Personal information
- Full name: William Charles Gaudin
- Born: 24 May 1874 Grouville, Jersey
- Died: 31 August 1921 (aged 47) Manhattan, New York City, United States
- Sporting nationality: Jersey

Career
- Status: Professional

Best results in major championships
- Masters Tournament: DNP
- PGA Championship: DNP
- U.S. Open: T30: 1907
- The Open Championship: 33: 1901

= Willie Gaudin =

British professional golfer

William Charles Gaudin (24 May 1874 – 31 August 1921) was a professional golfer from Jersey. Gaudin had four younger brothers who were also professional golfers, Jack, Phil, Ernest and Herbert.

==Golf career==
Gaudin was an assistant to Tom Vardon at Ilkley Golf Club in the mid-1890s and was also a frequent playing companion of Harry Vardon, Tom's brother. When he played in the 1897 Open Championship his club is given as Doncaster.

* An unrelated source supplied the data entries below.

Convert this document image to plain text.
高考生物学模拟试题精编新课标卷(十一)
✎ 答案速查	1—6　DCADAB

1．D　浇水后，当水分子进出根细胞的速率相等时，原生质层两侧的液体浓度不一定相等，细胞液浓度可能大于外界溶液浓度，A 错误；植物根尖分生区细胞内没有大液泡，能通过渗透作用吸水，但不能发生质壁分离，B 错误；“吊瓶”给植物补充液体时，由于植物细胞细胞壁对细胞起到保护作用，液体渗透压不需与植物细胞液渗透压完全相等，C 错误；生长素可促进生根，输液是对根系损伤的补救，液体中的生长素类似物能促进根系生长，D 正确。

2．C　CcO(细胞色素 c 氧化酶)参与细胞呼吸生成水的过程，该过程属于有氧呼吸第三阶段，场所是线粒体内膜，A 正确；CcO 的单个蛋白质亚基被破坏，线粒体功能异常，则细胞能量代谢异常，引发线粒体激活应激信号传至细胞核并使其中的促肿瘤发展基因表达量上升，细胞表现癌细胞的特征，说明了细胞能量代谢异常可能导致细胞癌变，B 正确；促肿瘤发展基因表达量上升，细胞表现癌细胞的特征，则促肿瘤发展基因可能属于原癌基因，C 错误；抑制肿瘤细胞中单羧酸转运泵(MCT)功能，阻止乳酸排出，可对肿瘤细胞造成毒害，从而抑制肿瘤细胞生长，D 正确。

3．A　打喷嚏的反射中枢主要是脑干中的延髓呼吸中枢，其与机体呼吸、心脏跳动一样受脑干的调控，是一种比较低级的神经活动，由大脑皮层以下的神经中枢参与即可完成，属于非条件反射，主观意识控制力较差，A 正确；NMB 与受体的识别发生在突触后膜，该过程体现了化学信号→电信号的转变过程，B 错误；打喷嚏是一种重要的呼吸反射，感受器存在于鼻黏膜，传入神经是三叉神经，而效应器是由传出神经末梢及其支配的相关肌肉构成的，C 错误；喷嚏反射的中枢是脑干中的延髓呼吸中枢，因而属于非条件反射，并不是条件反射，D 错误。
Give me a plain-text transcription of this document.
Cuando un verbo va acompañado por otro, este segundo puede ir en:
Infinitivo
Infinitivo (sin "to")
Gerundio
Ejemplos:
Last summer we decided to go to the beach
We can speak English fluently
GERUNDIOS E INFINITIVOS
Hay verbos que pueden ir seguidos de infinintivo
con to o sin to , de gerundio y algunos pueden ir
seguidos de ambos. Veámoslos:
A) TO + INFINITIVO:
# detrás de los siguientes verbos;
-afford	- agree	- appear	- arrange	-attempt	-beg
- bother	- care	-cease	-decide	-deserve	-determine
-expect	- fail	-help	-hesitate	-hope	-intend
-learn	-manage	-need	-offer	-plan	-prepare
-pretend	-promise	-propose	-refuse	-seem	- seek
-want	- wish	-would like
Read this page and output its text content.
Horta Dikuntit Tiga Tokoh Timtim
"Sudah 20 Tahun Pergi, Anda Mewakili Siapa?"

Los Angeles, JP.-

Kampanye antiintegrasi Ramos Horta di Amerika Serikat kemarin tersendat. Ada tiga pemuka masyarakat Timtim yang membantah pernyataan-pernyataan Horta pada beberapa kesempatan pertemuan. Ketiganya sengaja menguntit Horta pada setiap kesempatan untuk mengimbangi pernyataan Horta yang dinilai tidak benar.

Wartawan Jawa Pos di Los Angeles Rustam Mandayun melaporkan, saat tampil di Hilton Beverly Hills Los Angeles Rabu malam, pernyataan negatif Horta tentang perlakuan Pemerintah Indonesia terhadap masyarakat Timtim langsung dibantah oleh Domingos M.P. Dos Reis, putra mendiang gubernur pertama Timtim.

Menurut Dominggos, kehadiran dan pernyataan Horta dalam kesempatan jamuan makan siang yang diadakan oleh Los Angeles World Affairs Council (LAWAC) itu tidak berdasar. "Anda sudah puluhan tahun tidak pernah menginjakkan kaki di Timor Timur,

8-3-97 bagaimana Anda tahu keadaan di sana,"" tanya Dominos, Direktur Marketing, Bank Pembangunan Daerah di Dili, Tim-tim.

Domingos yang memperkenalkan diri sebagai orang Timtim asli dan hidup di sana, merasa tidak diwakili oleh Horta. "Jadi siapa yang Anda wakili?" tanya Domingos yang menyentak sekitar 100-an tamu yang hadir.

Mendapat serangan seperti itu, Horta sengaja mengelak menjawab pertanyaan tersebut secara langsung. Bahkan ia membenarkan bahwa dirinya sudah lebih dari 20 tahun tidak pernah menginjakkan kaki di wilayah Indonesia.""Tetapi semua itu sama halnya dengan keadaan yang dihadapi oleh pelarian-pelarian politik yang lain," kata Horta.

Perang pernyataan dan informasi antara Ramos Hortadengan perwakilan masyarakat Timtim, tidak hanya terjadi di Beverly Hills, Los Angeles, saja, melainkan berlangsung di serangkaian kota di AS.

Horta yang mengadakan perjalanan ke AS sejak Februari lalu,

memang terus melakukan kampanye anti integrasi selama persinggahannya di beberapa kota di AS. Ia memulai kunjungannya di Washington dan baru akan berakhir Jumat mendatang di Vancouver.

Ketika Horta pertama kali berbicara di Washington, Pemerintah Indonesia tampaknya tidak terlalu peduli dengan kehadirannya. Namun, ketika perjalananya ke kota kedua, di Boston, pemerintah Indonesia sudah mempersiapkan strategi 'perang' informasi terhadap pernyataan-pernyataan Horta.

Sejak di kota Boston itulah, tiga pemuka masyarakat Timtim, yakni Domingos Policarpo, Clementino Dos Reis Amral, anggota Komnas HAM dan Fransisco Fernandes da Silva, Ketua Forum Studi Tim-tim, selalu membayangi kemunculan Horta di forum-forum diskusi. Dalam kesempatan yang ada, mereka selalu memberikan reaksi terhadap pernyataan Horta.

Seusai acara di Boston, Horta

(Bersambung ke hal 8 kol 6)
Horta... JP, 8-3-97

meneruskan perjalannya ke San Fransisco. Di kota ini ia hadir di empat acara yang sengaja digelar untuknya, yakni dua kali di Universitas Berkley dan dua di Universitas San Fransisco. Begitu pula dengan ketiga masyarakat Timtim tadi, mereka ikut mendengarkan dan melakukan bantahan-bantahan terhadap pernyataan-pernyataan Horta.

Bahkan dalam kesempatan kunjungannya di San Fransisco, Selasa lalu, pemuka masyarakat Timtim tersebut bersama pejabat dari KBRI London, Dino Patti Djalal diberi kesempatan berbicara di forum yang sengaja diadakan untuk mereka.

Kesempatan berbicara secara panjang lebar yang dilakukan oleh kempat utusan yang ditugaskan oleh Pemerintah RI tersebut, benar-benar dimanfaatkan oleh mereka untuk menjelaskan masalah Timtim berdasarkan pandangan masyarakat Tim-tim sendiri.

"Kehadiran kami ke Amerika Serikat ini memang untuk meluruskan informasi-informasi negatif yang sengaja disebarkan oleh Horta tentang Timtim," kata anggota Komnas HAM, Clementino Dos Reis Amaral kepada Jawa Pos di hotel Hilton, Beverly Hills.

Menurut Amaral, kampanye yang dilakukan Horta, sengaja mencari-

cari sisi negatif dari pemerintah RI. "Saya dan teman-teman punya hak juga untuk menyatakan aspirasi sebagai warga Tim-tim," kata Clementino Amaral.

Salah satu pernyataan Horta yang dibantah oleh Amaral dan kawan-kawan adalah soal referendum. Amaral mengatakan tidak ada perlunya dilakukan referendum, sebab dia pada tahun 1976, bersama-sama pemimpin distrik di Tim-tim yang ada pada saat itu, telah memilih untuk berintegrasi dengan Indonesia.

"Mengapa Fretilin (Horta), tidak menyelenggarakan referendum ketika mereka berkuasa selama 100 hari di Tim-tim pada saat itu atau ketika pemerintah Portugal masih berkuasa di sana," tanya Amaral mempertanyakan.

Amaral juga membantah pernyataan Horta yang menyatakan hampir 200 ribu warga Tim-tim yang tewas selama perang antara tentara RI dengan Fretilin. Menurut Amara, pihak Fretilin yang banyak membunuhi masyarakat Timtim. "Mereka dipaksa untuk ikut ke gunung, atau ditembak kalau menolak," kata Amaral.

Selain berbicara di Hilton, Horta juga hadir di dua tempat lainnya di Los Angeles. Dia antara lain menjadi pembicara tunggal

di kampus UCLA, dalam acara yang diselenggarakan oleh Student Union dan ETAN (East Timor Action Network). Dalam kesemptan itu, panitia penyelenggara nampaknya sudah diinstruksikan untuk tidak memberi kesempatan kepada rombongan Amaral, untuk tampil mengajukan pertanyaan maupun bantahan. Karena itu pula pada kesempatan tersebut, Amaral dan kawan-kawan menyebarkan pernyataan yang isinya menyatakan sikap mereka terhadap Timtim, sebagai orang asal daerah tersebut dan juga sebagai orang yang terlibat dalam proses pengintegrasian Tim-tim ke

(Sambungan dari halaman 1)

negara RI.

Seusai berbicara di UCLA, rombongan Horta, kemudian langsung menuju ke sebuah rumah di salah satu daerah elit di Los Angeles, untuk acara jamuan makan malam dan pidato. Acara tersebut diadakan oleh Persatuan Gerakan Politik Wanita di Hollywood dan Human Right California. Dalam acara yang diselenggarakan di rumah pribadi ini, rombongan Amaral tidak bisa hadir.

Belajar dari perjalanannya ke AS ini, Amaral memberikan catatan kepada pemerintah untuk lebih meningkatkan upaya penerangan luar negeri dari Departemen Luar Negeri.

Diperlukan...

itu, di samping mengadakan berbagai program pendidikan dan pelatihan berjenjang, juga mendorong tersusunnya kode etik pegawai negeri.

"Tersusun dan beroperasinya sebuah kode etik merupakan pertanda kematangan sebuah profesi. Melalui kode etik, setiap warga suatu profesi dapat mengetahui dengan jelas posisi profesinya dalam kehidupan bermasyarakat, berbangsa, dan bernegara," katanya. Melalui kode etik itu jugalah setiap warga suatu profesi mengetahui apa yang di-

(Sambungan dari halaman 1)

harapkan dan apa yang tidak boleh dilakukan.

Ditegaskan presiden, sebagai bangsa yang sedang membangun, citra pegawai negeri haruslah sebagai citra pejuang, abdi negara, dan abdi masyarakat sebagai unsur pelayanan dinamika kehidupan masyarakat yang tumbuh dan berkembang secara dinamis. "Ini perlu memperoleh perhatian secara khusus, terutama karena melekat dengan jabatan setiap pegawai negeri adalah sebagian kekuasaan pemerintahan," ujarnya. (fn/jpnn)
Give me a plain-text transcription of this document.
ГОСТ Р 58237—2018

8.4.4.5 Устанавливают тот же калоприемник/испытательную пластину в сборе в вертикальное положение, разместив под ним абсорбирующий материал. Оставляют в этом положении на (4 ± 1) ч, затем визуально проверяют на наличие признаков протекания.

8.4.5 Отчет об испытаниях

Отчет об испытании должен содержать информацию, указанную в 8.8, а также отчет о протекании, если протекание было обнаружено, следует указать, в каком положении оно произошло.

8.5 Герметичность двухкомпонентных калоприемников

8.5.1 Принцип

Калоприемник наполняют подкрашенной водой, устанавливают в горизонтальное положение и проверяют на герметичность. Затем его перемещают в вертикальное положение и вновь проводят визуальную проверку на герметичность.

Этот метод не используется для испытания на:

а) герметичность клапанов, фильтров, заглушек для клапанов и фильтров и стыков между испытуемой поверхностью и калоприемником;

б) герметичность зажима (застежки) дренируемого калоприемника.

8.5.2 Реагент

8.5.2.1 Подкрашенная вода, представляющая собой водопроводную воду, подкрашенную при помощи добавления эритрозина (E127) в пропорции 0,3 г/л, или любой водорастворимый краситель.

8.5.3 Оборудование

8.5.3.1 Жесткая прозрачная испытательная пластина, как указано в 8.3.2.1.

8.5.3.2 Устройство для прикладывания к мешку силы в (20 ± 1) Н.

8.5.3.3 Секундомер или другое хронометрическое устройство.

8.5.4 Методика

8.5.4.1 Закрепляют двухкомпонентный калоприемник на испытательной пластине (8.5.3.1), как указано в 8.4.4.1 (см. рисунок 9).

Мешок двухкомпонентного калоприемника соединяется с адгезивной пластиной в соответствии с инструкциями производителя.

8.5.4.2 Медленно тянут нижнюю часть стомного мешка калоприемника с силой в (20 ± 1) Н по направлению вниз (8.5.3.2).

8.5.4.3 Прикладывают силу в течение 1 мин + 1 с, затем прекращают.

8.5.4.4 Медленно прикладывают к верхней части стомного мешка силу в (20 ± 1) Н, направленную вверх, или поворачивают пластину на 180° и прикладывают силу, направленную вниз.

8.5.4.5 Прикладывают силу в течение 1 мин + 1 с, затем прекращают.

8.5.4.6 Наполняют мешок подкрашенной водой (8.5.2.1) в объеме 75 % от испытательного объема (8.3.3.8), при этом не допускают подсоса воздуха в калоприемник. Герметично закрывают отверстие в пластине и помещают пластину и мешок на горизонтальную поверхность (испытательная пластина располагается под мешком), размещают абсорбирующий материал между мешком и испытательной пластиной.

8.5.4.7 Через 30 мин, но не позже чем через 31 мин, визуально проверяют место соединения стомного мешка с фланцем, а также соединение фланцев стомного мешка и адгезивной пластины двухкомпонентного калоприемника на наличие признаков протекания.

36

In 1899 he was the professional at Bradford Golf Club when it moved from Baildon to Hawksworth. In 1903 he moved from Bradford to the new Scarborough Town Club (now Scarborough South Cliff) with his assistant Bertie Snowball. In 1905 Gaudin and Snowball moved to Royal Portrush Golf Club but the appointment was short-lived since Gaudin emigrated later the same year.

Gaudin arrived in New York City in late 1905 and became the professional at Dutchess Golf Club near Poughkeepsie, New York, for 1906. He played in the 1907 U.S. Open at the Philadelphia Cricket Club and was tied for 30th place.

==Death==
Gaudin died of tuberculosis in a New York City sanatorium in August 1921 aged 47 leaving a wife and five children.

==Results in major championships==

| Tournament | 1897 | 1898 | 1899 | 1900 | 1901 | 1902 | 1903 | 1904 | 1905 | 1906 | 1907 |
|---|---|---|---|---|---|---|---|---|---|---|---|
| The Open Championship | WD |  | CUT | WD | 33 | T38 |  | T41 |  |  |  |
| U.S. Open |  |  |  |  |  |  |  |  |  |  | T30 |

Note: Gaudin only played in The Open Championship and the U.S. Open.